BTW, my oldest daughter is a great person. I just think I robbed her of self-reliance. She’s not helpless. She just grossly underestimates her capabilities thanks to me, but we’re working on it.
* It sucks to BE so profoundly wrong.
@Kidsync
The kids menu often “sucks”, I agree. Sometimes I only have a twenty dollar bill and I have to give my kids a heads-up that if we go into the diner we can’t order pop or we have to split food (the other option is to take our bikes home and let me cook/prepare, etc). Tonight we were “flush” (probably because Ralph was spending rent money?) and thus: steak for the girl.
Also I was recently dealing with being SO IRRITATED with my kids if they ordered more food than they can eat. Now I tell myself this is a possibility if we go to a restaurant. I don’t lecture them about it anymore nor expect them to eat if they’re not that hungry, etc. First off I’m feeling less anxiety, and secondly they are making choices that seem to waste food less. P.S. I think I was lecturing them or being pissy up until, oh, about a month ago? Argh. I really do suck sometimes.
More and more I am finding things that just don’t sit well with me anymore. Things that were once humorous (with my first daughter), but now seem mean.
ZOMG. I do too. The worst thing is I know I’ve written things I’d now consider cringe-worthy – on this very blog for anyone (theoretically) to see. It actually has been torturing me lately. I find myself wishing I’d never written at all. I am unsure what to do with this new series of feelings.
At any rate… I’m sure you and I’d agree it’s better now to have an awareness and good for us both. Many people never do reconsider some of the mean but supposedly innocent ways we refer to our kiddos in our words and/or hearts and/or minds.
I am impressed with you “leading the way”. Yes, there will be uncomfortable moments with partners, maybe arguments, maybe just tensions or slip-ups or irritations. And first-child guilt, I think all parents have that because we often (not always) are more limited parents to our first children (to varying degrees). The alternative would be to never work to improve our strategies and I’m sure neither you or I (or our partners and kids) really want that.

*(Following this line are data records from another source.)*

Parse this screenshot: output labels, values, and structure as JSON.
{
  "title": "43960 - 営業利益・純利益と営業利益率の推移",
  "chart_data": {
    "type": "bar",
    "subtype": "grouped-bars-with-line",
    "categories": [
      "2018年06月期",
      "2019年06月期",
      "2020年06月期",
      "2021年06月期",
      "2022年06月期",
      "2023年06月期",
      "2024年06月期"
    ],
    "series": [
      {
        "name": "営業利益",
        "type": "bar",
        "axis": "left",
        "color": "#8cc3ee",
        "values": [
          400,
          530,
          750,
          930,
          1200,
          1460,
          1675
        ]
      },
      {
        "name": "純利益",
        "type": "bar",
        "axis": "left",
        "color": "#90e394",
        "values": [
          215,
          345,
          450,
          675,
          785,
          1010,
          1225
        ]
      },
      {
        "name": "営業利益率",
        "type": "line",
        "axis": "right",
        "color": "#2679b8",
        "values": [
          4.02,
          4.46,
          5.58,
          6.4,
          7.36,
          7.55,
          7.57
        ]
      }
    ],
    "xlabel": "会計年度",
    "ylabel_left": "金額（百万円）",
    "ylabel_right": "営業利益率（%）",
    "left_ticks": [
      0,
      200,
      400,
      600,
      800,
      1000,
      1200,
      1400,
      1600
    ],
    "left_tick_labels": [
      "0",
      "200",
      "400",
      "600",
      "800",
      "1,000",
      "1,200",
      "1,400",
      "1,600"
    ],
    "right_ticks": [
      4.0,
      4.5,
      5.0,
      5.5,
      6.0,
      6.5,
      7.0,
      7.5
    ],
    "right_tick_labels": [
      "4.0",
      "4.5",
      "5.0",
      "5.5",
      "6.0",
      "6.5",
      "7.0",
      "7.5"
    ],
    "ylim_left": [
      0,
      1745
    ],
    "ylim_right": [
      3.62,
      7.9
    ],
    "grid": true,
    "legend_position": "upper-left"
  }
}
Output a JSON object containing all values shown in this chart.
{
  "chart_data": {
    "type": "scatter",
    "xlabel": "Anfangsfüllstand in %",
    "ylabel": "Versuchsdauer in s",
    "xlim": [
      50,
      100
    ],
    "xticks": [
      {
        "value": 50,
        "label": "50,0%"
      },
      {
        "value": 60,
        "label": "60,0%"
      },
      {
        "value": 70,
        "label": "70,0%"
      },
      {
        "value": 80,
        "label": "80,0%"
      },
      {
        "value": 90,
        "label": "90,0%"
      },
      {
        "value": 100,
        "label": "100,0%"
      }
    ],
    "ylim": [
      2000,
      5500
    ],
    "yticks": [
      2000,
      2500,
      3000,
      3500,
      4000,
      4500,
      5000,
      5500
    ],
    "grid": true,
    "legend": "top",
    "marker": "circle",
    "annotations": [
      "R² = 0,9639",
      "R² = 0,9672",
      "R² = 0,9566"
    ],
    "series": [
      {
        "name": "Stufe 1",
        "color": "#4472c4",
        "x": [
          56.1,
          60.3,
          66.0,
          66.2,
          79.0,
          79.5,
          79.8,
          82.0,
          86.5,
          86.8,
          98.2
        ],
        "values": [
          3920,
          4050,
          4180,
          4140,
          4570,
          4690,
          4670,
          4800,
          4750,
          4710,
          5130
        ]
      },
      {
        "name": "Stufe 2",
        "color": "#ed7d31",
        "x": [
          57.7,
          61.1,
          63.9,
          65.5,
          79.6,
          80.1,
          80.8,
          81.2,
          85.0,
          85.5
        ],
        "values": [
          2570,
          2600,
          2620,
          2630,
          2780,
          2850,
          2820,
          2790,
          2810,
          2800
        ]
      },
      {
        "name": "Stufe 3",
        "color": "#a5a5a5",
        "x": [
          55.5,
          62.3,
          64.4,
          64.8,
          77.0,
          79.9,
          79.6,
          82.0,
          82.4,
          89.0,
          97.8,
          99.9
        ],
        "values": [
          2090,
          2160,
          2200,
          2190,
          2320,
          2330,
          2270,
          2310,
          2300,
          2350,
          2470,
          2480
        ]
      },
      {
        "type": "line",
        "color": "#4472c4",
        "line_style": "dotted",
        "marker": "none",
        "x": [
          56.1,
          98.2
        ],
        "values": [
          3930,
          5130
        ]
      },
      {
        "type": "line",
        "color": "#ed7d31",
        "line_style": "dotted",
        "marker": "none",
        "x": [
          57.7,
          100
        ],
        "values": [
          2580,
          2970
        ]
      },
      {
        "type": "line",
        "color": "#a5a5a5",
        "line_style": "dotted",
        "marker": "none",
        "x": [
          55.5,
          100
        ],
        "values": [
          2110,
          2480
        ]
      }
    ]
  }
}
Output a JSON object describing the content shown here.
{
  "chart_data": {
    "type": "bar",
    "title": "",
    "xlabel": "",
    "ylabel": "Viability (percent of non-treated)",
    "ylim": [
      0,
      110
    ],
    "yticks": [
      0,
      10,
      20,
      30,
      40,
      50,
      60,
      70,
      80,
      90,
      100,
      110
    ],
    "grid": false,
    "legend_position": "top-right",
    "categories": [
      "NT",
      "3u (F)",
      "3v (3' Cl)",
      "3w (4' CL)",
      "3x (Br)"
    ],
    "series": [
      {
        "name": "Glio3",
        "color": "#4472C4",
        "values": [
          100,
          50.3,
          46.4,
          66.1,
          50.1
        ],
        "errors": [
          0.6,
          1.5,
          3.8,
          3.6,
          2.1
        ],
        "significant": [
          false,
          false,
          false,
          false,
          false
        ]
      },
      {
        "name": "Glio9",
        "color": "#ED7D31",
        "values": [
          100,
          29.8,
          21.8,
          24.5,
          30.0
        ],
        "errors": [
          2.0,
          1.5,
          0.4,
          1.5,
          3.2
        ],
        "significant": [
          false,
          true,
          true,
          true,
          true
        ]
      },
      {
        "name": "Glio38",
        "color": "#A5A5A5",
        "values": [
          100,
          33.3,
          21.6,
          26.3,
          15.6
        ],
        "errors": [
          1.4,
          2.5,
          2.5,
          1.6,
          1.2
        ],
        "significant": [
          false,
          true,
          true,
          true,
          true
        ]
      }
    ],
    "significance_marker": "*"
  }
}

Thank you for your comment; it’s always stimulating to read your perspectives.
All I can say is that dissosteira carolinus looks scary as hell! Robot like and coldly uncaring.
I’m curious to know what the locust was being ‘rehabbed’ for and how it came to be that Phoenix found it and made that decision. My Maeve, animal lover extraordinaire (while at a friend’s cottage on the Chesapeake she wouldn’t eat the crabs they caught in the crab pots because she felt sorry for them), has no love for bugs of any sort and this would totally freak her out. I realize that Phoenix doesn’t have this phobia – or, at least to Maeve’s extent – but I find it fascinating that she wanted to ‘rescue’ an insect.
@Jen
Choppy had a hurt wing. There is no creature too small Phoenix doesn’t feel empathy. I should bring home one of these to test her. [ shudder! ]
@Jasmine
“Robot like and coldly uncaring” is right. In fact I had to add a little video in my blogpost, thinking of it.
No giant insects were harmed during the making of this film. Any similarities to actual giant insects living or dead is purely coincidental.
@Kidsync
Plus a young Peter Graves. Adorable!
Loved the addition!!!
That photo of Phoenix with the EYES? I believe they call it presence.
@Medrie
I know. When I see pictures of my kids like that it gives me the shivers.